Ao todo, foram aprovadas startups ligadas a áreas como moda indígena, bioeconomia, turismo comunitário, reciclagem, mobilidade fluvial sustentável, óleos vegetais amazônicos, produção de chocolate e embalagens biodegradáveis.
Entre os projetos contemplados estão a IKABEN, voltada à moda indígena autoral; a INGALATE, que produz chocolates a partir do ingá; a KAWERU, que desenvolve embalagens sustentáveis a partir da fibra da bananeira; e a IPORÃ, dedicada à produção de óleos vegetais amazônicos.
Papel da Ufam e da INPACTAS
O fortalecimento do ambiente de inovação em Benjamin Constant também passa pela atuação da INPACTAS, incubadora vinculada ao Instituto de Natureza e Cultura (INC) da Universidade Federal do Amazonas (Ufam).
Nos últimos anos, a incubadora tem contribuído para a formação de empreendedores, desenvolvimento de startups, mentorias, eventos e iniciativas ligadas à bioeconomia e aos negócios de impacto socioambiental no Alto Solimões.

Para o professor Pedro Mariosa, um dos articuladores desse processo, a incubadora desempenhou papel fundamental na construção de um modelo local de inovação.
“A incubadora foi peça central na construção do que chamamos de microcosmos de inovação de Benjamin Constant. O capital semente nasceu de uma série de tentativas de estruturar políticas públicas de incentivo à inovação no município. Foi nesse aprendizado coletivo que conseguimos amadurecer uma governança capaz de transformar intenção em resultado concreto”, explica.
Mariosa destaca que a conquista nacional é resultado direto dessa articulação entre universidade, poder público, empreendedores e instituições parceiras.
“Quando um município de tríplice fronteira, no coração da Amazônia, alcança esse patamar competindo com cidades de todo o país, fica evidente que inovar a partir do território não é só possível — é uma vocação que estamos transformando em referência nacional”, afirma.
Reconhecimento para o interior da Amazônia
Para o secretário municipal de Empreendedorismo e Emprego, Fred Deivyd Monteiro Cabral, a premiação simboliza o esforço coletivo para criar oportunidades de desenvolvimento econômico em uma região marcada por desafios logísticos e de acesso a mercados.

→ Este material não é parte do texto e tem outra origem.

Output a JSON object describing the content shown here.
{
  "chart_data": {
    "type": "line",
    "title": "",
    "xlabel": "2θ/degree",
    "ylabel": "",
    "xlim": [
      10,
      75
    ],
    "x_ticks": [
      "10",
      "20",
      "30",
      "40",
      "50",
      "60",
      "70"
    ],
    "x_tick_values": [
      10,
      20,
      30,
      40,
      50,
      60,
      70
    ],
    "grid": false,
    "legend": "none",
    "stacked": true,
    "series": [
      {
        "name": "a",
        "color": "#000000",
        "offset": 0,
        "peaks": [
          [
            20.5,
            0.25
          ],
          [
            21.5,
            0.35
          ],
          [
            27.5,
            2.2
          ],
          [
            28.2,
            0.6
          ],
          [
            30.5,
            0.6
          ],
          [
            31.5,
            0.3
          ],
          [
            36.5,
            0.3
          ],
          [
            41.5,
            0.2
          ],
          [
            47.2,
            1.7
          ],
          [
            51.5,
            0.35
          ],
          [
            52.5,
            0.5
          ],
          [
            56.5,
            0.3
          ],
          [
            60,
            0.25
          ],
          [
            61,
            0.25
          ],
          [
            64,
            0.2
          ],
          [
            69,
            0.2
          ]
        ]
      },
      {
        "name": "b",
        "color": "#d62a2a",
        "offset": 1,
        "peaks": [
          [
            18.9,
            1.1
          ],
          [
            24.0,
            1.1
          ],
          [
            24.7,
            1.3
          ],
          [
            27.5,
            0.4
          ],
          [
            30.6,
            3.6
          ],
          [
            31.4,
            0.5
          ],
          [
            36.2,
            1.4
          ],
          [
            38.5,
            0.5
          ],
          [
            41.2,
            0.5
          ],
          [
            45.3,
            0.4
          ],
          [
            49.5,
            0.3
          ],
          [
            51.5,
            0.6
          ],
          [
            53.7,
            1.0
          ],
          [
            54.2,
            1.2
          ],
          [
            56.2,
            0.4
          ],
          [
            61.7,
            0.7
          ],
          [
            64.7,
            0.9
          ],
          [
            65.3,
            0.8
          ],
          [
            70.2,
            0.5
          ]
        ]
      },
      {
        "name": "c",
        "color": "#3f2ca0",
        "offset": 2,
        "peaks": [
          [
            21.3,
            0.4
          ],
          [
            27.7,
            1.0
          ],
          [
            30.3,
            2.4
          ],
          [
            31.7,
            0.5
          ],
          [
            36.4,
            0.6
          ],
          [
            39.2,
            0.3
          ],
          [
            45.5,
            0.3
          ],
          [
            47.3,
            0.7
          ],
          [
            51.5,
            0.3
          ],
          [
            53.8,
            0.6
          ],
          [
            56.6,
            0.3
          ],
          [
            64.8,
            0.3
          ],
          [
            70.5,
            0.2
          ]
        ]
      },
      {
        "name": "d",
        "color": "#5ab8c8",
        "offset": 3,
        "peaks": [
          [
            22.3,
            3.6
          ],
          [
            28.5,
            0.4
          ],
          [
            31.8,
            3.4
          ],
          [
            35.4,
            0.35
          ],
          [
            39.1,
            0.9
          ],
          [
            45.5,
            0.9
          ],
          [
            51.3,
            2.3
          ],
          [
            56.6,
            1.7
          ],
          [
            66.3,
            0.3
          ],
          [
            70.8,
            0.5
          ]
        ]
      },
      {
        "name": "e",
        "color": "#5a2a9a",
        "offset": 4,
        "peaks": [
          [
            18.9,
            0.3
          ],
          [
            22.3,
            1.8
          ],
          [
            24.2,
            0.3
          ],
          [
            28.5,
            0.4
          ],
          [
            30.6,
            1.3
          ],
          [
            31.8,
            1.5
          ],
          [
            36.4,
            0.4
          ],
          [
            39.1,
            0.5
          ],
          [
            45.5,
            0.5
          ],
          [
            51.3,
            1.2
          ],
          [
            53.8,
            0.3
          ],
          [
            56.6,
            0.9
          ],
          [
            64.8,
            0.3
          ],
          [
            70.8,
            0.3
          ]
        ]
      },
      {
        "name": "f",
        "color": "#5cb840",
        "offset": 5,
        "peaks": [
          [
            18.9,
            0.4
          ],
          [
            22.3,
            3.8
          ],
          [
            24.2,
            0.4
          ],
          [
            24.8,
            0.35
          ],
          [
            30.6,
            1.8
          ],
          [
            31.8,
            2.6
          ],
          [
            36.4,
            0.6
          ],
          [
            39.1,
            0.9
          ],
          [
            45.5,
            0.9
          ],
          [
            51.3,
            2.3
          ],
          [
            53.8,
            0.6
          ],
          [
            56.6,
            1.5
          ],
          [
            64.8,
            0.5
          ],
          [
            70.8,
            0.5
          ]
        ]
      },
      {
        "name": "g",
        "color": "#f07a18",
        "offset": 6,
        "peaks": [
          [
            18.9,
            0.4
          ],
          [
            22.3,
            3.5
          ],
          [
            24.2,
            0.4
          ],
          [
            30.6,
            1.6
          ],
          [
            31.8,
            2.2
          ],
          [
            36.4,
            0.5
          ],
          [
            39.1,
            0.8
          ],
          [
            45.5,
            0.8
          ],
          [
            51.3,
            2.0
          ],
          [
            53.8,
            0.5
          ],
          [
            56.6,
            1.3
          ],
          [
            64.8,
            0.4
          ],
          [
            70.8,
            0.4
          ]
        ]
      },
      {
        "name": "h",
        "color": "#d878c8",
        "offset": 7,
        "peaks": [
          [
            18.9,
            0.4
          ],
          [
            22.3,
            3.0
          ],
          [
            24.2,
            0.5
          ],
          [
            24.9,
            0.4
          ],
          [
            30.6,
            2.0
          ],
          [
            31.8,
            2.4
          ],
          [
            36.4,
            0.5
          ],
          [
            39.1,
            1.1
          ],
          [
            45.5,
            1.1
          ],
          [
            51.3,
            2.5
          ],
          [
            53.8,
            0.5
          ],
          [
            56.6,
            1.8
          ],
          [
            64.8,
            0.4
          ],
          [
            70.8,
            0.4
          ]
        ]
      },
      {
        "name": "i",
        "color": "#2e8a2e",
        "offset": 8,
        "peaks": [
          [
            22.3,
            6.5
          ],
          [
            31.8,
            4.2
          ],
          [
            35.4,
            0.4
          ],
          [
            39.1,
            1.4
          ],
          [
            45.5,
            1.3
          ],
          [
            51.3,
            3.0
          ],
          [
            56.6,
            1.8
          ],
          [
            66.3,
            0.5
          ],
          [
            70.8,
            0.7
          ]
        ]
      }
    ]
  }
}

“Este prêmio demonstra que, mesmo diante dos desafios da Amazônia, é possível inovar, criar oportunidades, fortalecer os pequenos negócios e promover geração de emprego e renda com responsabilidade e inclusão social”, destaca.
Segundo ele, a conquista é resultado do trabalho conjunto entre a Prefeitura de Benjamin Constant, Ufam, INPACTAS, Sebrae, empreendedores, artesãos e comunidades indígenas.

Mais do que um reconhecimento institucional, o prêmio amplia a visibilidade das iniciativas desenvolvidas no município e reforça o potencial do Alto Solimões como território de inovação, empreendedorismo e valorização dos conhecimentos tradicionais da Amazônia.